This week the company performed MacMillan's Romeo and Juliet in London and you felt everything was as he would have wanted. It was as though the dancers had searched their memories for every detail of what MacMillan had said in rehearsals last year so that they could produce a special tribute to him now. This is the best we can do for you, they seemed to say on Wednesday, and set about a sustained explosion of MacMillan's genius in an epic performance.

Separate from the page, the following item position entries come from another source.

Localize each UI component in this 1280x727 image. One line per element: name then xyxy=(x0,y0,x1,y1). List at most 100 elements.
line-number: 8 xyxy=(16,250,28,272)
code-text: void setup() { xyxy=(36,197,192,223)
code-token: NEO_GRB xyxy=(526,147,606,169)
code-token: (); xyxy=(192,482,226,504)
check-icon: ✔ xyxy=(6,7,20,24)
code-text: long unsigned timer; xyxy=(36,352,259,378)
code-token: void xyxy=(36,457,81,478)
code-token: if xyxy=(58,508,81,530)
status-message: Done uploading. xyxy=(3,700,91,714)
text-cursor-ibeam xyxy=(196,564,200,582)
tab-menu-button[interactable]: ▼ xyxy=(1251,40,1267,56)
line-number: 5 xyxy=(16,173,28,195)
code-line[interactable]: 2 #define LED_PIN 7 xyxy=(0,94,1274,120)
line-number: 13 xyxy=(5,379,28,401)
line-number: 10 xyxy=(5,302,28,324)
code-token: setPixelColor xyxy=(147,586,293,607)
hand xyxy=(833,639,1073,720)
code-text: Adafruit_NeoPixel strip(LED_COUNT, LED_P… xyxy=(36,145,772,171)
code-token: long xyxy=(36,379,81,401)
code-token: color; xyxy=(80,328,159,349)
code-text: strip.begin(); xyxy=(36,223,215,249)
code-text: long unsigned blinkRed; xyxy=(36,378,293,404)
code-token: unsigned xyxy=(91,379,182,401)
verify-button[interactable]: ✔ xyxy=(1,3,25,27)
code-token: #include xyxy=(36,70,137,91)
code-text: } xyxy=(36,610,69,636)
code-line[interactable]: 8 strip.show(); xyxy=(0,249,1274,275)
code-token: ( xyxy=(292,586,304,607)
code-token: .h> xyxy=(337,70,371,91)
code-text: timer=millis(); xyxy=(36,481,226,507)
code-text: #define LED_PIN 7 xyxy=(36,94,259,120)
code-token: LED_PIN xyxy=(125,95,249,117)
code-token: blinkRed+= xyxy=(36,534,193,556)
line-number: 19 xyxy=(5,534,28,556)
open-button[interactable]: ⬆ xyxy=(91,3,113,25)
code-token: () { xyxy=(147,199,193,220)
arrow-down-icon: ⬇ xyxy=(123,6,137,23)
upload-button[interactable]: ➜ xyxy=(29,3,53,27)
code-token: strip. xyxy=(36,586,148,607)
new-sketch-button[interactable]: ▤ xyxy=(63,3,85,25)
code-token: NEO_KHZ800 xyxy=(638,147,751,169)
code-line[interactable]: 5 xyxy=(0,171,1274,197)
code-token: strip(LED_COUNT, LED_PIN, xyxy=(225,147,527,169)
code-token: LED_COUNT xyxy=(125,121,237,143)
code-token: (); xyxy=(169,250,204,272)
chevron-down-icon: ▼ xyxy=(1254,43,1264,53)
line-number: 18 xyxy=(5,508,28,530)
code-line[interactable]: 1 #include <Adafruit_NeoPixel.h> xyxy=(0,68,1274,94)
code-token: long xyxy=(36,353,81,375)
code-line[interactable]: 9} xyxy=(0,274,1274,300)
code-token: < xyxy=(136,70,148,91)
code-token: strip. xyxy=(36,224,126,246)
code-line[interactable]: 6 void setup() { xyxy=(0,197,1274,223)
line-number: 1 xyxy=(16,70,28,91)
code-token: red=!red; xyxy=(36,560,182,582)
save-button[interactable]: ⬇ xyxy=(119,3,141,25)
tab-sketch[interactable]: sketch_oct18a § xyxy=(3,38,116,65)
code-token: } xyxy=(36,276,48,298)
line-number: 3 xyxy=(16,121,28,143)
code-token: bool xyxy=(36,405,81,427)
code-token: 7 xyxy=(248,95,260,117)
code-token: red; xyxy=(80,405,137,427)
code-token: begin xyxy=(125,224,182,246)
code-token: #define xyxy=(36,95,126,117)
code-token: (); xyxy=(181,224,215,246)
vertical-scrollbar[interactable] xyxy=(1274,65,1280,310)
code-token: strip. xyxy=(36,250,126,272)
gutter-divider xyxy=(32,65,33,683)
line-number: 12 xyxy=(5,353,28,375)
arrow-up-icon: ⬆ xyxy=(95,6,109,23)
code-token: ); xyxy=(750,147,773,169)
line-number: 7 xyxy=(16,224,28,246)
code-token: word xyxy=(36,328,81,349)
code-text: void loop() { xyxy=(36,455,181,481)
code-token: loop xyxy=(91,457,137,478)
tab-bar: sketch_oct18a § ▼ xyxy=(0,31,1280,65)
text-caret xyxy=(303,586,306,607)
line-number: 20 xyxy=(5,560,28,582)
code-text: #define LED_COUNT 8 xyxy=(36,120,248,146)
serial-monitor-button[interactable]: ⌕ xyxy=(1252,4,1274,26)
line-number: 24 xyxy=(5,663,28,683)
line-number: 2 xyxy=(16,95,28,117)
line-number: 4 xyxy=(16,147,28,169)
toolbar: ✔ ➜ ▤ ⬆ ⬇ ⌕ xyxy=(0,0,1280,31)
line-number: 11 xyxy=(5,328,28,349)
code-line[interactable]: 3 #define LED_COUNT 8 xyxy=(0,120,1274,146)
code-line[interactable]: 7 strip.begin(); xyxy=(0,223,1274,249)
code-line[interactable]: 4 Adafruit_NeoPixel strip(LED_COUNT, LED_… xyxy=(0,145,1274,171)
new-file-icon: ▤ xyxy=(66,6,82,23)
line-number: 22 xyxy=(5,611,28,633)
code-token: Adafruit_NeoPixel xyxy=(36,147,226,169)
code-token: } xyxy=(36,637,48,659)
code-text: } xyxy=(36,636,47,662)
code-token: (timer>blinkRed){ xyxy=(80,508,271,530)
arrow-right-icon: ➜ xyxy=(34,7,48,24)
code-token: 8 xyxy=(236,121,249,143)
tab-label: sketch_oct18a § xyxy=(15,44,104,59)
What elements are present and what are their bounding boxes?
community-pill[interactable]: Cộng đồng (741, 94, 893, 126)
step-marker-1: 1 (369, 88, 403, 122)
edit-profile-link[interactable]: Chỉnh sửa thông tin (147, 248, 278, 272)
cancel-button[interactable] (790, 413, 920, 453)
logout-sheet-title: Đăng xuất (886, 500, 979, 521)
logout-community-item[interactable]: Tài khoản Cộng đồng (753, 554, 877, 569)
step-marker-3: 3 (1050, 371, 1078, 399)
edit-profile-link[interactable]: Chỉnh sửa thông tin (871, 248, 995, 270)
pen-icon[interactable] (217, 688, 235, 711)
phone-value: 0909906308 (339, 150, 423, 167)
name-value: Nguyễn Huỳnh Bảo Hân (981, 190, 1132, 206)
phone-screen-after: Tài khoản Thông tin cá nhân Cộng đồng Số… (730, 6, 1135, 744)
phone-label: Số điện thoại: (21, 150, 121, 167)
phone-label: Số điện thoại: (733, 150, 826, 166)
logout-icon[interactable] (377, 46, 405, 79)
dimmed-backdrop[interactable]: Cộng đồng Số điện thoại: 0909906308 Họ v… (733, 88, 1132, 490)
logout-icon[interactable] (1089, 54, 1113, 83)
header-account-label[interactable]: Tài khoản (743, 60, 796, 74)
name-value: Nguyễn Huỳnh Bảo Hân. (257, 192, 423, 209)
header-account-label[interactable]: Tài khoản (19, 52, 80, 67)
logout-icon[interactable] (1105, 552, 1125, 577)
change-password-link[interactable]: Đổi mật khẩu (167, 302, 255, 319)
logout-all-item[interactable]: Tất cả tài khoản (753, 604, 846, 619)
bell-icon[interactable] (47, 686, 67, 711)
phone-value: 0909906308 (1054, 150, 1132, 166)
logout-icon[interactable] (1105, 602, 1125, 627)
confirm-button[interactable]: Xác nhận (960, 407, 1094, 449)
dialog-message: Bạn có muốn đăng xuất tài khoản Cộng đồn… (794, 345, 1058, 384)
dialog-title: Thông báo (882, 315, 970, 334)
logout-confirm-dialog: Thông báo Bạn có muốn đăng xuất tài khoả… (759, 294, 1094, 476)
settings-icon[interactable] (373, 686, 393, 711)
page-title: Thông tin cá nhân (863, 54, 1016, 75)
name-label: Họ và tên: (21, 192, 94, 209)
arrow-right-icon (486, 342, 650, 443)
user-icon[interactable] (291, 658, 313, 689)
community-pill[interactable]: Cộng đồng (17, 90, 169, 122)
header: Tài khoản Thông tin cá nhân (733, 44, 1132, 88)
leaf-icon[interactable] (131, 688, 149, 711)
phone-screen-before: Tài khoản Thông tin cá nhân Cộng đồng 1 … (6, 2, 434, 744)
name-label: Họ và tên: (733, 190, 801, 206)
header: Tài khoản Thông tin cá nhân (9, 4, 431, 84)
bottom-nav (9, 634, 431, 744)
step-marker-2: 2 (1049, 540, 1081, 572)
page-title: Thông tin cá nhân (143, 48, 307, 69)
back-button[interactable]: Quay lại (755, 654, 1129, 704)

This production is pure velvet: rich, lush and tasteful, balancing simple Renaissance formations in the ballroom scene, for example, with intricate and memorable pas de deux for Marion Tait and Robert Hill as the leads so that Shakespeare's language is translated into dance with as much, if not more, beauty and drama. Romeo and Juliet is still very popular, perhaps because of the enduring appeal of sex and violence. Mercutio (a bubbly, cocksure Vincent Redmon), wounded in a fierce sword fight with Tybalt (Peter Ottevanger) stumbles flat-footed towards his assailant, thrusting an angry sword in Tybalt's face before it clatters to the floor and he falls after it, never to get up again.

MacMillan, the master of the pas de deux, allows Hill to slip his hand between Tait's legs to rest on her upper thigh. He lifts her high above his head to express soaring bliss in the balcony scene early on. Later, in her bedroom, Hill uses the same movement to pass Tait across the back of his neck, releasing her to slide down his arm. This is a way MacMillan transforms love into sexual passion, and Tait and Hill are riveting.

The three hours passed in a flash, unlike at The Place, where minutes crawled by like hours during Dance Workshop Europe, turning me into a Euro-sceptic in the process. The European Commission funds an annual project for choreographers from four EC countries to make work around a theme, in this case 'removals'. The pieces are then performed in the four countries - Britain, Belgium, France and Germany. Who needs European unity when on this island we have such fine companies as DV8, Motionhouse, Kim Brandstrup's Arc, Laurie Booth, Adventures in Motion Pictures and many others? Or perhaps the commission chose the wrong countries. Olga Roriz and Rui Horta, both Portuguese, have presented excellent work here. It is a sad comment that the most entertaining moment came from a member of the audience who pretended to choke on the dry ice that came wafting from the stage in the last piece.

Dance Workshop proved to be a misnomer. Whatever happened to the old-fashioned idea of steps that blossom into sequences? There was one dancerly piece, Composite 2, by Veerle Bakelants of Belgium, in which three woman in slime-green jumpsuits ignored each other for 25 minutes as they rolled around. This is dance that belongs in the Jurassic Park of the Eighties, when contemporary dance was no doubt beautiful to do but ho-hum to watch. It put people off going to dance then and will do nothing to recall them now.

Heirs and Graces by Claire Russ of Birmingham was probably the most intriguing piece but again was rather short on dance, unless you count the dancers' swirling orange rubber cloaks. In these cloaks they become members of a royal family, waving at the imaginary crowds with studied irony. True to the theme, the cloaks were removed to reveal blue swimsuits with bumps and cut-outs in interesting places for a pas de trois that was more menage a trois - one man, two women. These costumes were also removed. Oh Europa]

There was some dance in Urs Dietrich's piece from Germany, but its essence was mime - catching birds, releasing birds, turning birds into tossed balls. The two men inevitably turned into birds themselves with fine physical rolls and flaps. Christine Marneffe of France started her piece, when the dry ice lifted, in the final scene of Casablanca, or so it seemed, but this plane never found freedom: it landed in an unspecified detention centre where people were treated like cargo and a string of beads could have been a packet of cocaine. Who knows? Roll on Dance Umbrella in the autumn, where dance means dance.